Restating the question, then:
Q25: Did Jesus intentionally quote Psalm 22, thus invoking the entire context of Psalm 22, or was the outcry of “My God, My God, why have you forsaken me” a cry of ultimate despair?
Q26: We noticed numerous parallels between the crucifixion story and Psalm 22 in the course of the survey above. Did Jesus comprehend these as well?
The suffering was real. We are given no satisfactory explanation as to how Jesus, who was God Incarnate, could be alienated from God. But we can be assured that it was so experienced. For only as He bore our sins, as He took the punishment for us, was salvation made possible.
Q27: Was Jesus’ suffering reflected in the expression of despair in Ps. 22:1?
“Jesus ventured to trust God far beyond the degree that any other man had trusted God,” wrote J. R. Cogdell. Jesus trusted God to the point of death and to the point of alienation from God. The purpose of this trust is given a definition in Ps. 22:30,31, in which David says that the true worship of God (in the Gospel as David has seen it) will be declared to “a people that shall be born.” Whom was David talking about? In his essay on Psalm 22, Cogdell concludes,
“…in Ps. 22:27-31, Jesus sees beyond the limits of the immediate to the wider fruits of his ordeal. The whole world shall hear the gospel and turn to the Lord (Ps. 22:27), and future generations shall hear of these things (Ps. 22:30,31). This last section of the psalm reminds us of Heb. 12:2: ‘Looking unto Jesus the author and finisher of our faith; who for the joy that was set before him endured the cross, despising the shame, and is seated at the right hand of the throne of God.’ The ‘joy’ that was set before Jesus was, we feel, knowing of the riches which would come to his brethren out of his death. In short, we are his joy, set before him when on the cross. As we have seen, only as the circle of the love of Jesus becomes world wide and as big as history will it be complete.”
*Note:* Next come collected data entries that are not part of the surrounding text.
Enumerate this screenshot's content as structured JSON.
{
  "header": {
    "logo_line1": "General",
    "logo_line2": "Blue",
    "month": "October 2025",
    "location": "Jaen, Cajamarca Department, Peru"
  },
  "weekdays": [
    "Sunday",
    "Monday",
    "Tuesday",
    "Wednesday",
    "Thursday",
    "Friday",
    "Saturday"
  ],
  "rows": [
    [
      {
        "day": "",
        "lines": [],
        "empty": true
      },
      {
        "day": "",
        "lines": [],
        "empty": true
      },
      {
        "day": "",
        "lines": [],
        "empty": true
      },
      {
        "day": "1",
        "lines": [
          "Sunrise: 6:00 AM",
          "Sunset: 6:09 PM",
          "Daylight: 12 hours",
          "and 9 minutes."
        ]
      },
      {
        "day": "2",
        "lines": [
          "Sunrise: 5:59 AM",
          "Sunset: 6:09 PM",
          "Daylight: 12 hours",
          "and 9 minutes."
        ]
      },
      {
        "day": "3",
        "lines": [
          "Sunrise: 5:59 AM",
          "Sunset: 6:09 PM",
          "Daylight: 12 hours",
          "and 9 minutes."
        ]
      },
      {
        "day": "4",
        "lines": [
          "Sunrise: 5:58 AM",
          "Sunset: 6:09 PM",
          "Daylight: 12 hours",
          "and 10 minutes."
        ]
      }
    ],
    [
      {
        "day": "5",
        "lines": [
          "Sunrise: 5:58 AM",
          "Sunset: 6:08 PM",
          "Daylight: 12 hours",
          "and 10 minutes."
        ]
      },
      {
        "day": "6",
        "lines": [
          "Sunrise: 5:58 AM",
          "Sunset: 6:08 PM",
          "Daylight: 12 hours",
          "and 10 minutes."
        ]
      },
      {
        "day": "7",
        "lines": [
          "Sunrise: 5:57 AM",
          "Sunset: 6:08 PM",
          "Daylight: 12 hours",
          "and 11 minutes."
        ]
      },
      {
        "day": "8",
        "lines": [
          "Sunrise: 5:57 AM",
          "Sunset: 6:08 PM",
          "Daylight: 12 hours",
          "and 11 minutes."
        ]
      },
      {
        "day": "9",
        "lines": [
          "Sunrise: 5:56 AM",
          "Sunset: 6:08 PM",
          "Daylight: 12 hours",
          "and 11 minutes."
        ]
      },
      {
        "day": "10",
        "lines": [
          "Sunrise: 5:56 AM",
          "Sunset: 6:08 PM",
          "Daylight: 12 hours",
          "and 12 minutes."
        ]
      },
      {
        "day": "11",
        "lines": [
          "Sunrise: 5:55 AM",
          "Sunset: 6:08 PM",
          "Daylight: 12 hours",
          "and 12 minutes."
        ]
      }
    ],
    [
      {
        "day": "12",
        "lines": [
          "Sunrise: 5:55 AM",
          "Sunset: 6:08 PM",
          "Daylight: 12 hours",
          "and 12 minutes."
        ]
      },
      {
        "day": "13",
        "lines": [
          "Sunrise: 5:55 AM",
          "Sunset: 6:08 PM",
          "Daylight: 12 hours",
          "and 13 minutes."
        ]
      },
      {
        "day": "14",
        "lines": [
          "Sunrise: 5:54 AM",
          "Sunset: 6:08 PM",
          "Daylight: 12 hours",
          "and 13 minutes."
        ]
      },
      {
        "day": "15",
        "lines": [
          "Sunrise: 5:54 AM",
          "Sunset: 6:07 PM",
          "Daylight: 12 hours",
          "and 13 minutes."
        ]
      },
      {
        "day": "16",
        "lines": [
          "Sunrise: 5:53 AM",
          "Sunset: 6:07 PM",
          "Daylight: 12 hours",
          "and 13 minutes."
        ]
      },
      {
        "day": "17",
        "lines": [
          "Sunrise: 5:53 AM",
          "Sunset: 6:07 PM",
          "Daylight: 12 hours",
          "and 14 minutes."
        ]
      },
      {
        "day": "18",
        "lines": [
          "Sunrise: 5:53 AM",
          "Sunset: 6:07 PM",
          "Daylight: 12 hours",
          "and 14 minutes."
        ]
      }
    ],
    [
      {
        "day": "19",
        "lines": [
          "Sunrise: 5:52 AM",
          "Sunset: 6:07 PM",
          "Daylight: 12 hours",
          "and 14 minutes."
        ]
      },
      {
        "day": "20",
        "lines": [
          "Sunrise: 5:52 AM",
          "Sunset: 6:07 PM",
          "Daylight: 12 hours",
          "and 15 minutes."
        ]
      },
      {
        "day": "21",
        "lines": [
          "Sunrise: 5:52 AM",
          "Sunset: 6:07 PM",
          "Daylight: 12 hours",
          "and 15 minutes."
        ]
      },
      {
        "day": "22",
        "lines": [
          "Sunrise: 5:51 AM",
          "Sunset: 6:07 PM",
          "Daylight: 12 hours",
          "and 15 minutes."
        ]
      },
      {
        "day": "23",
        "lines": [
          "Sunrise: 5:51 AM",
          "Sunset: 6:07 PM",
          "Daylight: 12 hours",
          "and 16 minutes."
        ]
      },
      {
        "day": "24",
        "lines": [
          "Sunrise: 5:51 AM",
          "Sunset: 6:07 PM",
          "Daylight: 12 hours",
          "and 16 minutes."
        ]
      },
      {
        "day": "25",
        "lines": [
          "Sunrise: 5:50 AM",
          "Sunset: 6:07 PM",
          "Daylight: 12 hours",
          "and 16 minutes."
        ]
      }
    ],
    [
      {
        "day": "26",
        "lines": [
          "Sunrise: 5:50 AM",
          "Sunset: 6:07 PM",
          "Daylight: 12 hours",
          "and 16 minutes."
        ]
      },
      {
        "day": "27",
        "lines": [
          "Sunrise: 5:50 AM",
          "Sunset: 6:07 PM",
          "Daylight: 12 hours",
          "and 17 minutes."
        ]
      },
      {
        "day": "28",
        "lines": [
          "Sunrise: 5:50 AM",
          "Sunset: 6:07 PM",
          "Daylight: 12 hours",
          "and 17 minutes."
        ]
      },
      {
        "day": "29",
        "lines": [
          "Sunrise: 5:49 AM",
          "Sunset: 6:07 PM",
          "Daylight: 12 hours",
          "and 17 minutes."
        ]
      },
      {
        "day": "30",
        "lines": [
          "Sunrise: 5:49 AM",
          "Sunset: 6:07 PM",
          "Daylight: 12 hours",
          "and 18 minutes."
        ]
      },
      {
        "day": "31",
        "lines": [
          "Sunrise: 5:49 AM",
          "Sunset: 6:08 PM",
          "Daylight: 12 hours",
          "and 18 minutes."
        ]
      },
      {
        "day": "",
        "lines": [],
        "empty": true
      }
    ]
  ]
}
The Atonement was accomplished, at unimaginable personal cost, but with inexpressible profit, through the love of God for His people. Three days later, it was vindicated by the Resurrection of the Savior, and now Joy lives forever.
Can we pray this prayer together?
Father, we kneel in awe of the great mystery of the atonement for mankind’s sins through the suffering and death of Jesus on the Cross. We see, in part, what it cost Him. Strengthen us, we pray, for the far smaller sacrifices demanded of us in the service of the joy that was set before Him, in Jesus’ Name, amen.